Drivers who do not accept three trip requests in a row will be logged off. Drivers whose acceptance rate is too low receive warnings. The court found the rewards programme creates powerful incentives to be available for work at Uber’s preferred hours, to accept and complete trips and to maintain a very high driving rating. It also found multi-apping is not an available option in reality because of Uber’s close monitoring of drivers’ locations and acceptances.
The amount of control Uber exercises over drivers is a significant consideration. Drivers are prohibited from using subcontractors. The only way drivers can increase their earnings is by managing their costs.

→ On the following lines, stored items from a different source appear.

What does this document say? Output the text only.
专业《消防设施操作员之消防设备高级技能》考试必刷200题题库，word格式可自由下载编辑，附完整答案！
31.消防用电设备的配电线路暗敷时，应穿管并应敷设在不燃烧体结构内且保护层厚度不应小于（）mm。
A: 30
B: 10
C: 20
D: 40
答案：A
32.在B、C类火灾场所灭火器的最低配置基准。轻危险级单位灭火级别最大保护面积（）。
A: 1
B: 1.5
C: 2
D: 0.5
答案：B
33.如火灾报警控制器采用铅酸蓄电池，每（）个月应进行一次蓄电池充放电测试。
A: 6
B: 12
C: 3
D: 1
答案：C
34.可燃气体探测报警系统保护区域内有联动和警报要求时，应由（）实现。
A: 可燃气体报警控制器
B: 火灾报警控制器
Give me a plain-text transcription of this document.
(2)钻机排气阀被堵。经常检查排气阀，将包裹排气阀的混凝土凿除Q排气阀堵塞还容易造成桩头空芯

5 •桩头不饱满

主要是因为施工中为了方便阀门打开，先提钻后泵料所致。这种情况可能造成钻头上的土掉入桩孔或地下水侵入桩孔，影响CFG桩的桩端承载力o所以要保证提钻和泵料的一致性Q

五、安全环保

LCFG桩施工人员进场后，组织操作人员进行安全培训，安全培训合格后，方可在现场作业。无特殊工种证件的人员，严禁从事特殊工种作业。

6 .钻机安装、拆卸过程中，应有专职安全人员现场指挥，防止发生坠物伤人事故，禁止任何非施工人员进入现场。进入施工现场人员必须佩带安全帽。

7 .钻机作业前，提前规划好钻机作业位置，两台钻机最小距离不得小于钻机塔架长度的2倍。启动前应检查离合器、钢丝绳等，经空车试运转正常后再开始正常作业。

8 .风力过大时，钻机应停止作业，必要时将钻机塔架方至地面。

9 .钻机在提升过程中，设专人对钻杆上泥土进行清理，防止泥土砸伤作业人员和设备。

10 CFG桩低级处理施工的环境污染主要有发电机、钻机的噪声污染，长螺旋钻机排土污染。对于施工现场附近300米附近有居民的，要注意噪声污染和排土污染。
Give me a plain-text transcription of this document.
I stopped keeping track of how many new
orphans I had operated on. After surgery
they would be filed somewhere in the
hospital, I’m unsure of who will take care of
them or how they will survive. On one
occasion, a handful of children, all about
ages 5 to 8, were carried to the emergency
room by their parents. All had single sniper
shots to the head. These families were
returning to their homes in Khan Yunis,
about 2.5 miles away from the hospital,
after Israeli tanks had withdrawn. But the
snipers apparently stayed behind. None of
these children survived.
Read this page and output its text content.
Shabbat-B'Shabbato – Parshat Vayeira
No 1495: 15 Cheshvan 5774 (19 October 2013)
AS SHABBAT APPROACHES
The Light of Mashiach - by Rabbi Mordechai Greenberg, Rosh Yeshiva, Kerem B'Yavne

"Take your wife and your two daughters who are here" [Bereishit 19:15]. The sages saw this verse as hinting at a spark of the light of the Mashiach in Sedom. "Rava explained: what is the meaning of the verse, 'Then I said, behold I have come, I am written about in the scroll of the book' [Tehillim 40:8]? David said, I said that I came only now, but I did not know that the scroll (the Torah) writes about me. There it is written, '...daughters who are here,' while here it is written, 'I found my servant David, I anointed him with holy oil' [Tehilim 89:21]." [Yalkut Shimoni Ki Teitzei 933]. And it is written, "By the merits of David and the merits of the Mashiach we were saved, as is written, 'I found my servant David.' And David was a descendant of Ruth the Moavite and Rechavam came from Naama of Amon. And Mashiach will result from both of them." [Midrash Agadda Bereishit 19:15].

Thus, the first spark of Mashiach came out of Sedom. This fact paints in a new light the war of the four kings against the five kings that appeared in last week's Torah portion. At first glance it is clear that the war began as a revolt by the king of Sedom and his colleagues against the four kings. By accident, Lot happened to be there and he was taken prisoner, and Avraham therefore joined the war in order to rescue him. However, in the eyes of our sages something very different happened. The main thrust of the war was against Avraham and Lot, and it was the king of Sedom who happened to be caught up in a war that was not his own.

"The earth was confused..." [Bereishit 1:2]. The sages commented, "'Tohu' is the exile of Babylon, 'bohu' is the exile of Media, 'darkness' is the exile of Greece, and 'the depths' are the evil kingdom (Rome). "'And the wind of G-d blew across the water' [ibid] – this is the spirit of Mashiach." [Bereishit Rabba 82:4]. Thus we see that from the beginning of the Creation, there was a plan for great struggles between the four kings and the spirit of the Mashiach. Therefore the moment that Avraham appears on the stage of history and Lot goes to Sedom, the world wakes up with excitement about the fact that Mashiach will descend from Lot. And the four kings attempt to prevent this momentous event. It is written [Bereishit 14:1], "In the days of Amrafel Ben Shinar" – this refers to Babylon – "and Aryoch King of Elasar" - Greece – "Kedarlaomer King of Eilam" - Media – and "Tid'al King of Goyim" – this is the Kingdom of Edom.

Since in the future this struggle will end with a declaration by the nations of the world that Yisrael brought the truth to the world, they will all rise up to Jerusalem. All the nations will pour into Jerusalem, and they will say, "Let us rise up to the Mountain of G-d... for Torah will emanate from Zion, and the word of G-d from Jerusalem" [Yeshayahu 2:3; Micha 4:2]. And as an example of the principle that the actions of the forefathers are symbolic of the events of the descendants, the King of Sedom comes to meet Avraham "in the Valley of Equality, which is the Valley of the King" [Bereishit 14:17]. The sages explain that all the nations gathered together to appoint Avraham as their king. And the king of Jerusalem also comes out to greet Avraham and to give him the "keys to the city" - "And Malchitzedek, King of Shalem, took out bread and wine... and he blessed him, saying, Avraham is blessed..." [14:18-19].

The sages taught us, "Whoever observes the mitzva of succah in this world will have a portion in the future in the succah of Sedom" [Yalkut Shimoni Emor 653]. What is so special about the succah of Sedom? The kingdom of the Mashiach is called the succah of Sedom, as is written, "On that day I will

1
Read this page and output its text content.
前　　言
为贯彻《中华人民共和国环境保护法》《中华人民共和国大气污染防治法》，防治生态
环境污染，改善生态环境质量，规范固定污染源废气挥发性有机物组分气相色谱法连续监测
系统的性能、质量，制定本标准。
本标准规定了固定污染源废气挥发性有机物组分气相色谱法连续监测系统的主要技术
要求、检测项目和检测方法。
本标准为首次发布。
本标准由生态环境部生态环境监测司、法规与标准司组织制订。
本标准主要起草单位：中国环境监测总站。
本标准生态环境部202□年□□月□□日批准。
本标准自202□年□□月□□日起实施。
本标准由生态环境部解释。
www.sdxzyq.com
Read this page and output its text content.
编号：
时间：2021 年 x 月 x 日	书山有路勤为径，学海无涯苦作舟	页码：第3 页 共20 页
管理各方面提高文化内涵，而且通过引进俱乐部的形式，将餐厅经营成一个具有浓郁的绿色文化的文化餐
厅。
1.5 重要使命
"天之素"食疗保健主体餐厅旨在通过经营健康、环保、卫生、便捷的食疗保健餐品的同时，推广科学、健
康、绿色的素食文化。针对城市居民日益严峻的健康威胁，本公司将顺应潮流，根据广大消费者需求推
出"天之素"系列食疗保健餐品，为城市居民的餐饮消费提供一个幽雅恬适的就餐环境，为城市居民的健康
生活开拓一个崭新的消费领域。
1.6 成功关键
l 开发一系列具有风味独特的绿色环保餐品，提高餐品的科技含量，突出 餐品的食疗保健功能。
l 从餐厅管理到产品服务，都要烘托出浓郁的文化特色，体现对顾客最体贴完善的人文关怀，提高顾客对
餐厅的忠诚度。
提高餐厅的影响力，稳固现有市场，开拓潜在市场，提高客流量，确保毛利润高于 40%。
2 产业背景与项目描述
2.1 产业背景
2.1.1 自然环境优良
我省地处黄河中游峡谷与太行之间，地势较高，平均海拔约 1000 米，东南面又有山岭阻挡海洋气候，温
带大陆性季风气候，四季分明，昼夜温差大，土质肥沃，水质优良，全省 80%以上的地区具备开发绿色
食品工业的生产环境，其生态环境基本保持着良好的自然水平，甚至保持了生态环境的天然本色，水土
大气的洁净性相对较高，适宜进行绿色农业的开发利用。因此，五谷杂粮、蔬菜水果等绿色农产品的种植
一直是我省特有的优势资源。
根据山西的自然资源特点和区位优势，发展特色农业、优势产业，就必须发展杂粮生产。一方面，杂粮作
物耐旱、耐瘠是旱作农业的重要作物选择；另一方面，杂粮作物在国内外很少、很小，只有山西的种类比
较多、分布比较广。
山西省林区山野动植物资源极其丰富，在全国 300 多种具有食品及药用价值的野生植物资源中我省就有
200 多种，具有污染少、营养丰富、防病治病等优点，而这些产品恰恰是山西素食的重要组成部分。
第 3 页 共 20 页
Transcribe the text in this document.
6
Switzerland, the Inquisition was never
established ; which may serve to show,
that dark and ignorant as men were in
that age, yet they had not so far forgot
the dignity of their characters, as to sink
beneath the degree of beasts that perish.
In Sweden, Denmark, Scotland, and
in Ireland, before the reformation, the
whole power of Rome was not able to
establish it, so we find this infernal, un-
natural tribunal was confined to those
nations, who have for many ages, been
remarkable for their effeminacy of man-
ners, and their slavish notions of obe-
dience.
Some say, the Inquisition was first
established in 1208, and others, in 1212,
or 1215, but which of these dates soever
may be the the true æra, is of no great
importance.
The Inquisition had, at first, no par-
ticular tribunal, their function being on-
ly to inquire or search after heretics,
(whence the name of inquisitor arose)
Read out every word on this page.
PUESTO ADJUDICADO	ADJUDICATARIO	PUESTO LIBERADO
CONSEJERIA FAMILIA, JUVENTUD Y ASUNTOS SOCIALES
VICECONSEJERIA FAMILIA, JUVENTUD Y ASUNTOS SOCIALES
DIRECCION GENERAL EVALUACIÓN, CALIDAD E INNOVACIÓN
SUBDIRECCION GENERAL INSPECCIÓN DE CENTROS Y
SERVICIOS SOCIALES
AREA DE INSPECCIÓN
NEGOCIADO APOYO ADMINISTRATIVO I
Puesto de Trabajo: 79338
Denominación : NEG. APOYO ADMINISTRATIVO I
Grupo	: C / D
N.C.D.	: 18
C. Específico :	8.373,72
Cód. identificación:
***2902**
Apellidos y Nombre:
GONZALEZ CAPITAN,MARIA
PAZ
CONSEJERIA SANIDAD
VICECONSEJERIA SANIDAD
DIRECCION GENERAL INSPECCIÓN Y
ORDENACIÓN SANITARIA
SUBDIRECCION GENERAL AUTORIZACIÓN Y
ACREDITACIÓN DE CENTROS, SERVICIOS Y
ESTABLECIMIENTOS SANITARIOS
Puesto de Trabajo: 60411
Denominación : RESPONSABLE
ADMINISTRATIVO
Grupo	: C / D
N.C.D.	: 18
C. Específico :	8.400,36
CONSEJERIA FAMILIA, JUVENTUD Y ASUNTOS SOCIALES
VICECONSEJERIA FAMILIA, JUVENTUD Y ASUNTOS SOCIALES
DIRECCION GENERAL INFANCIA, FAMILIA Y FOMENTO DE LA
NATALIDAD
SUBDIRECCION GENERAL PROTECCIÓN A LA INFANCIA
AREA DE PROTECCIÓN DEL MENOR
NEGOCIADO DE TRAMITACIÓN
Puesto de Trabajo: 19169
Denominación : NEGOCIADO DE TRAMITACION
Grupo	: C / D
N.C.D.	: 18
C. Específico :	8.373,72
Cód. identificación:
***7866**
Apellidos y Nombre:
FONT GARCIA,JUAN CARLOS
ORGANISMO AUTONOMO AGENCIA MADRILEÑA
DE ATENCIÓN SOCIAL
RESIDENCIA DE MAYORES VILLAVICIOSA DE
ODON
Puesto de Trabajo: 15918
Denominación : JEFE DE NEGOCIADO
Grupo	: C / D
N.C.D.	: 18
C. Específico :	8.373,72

By standardising the service and prohibiting off-app contact with riders, Uber’s terms and conditions deprived drivers of the opportunity to earn goodwill.
The court found Uber’s control is more extensive than necessary for efficient safety and it leaves drivers with very little real autonomy. Uber’s disciplinary processes also maintain close control of drivers’ performance.
The court also found the drivers were integrated into the Uber business. Uber engages drivers to deliver the transport service it supplies to users. This means drivers are fundamental to Uber’s business.
It was also significant there is no ability for a driver to build their own businesses by virtue of contact with Uber’s customers. This means customers are Uber’s customers and not the driver’s.
Where there are areas where drivers have some autonomy, these are limited and are overridden by the extent of the drivers’ integration into Uber’s business, as well as the drivers’ lack of control over quantity and quality of the work they receive, the price paid for it and their inability to develop their businesses through contact.
Concerns have been raised about what the court’s decision means for the gig economy.
However, the United Kingdom Supreme Court and the New Zealand Court of Appeal found all digital platforms which connect sellers and buyers of goods and services on a pro-service basis are not the same and it is important to consider the way in which Uber differs.
While booking agents for services such as hotel accommodation typically book on standard terms and handle payment in return for a service fee, they do not offer a standardised product which they define or set the price.
Customer ratings are used to help new customers choose a supplier, and the platforms do not try to restrict customers from dealing directly with suppliers.
The other significant concern arising from the decision centres around certainty of contractual arrangements. In this case the agreement between the parties explicitly stated the drivers were not employees. However, the Court of Appeal described the language as “window dressing” and “fiction, evidently designed to confer control over drivers’ labour while skirting the margins of employment law”.
Section 6 of the Employment Relations Act 2000 focuses on the real nature of the relationship. The parties’ intention in striking an agreement is relevant, but not decisive. It is hard to see how businesses can gain greater certainty around contracts within the current legal framework.
Parliament will need to provide that certainty by legislative change. By Christmas Eve we will have a better idea of what this change might look like.
• John Farrow is a partner with Anderson Lloyd specialising in employment law. The opinions expressed in this article are those of the writer and do not purport to be specific legal or professional advice.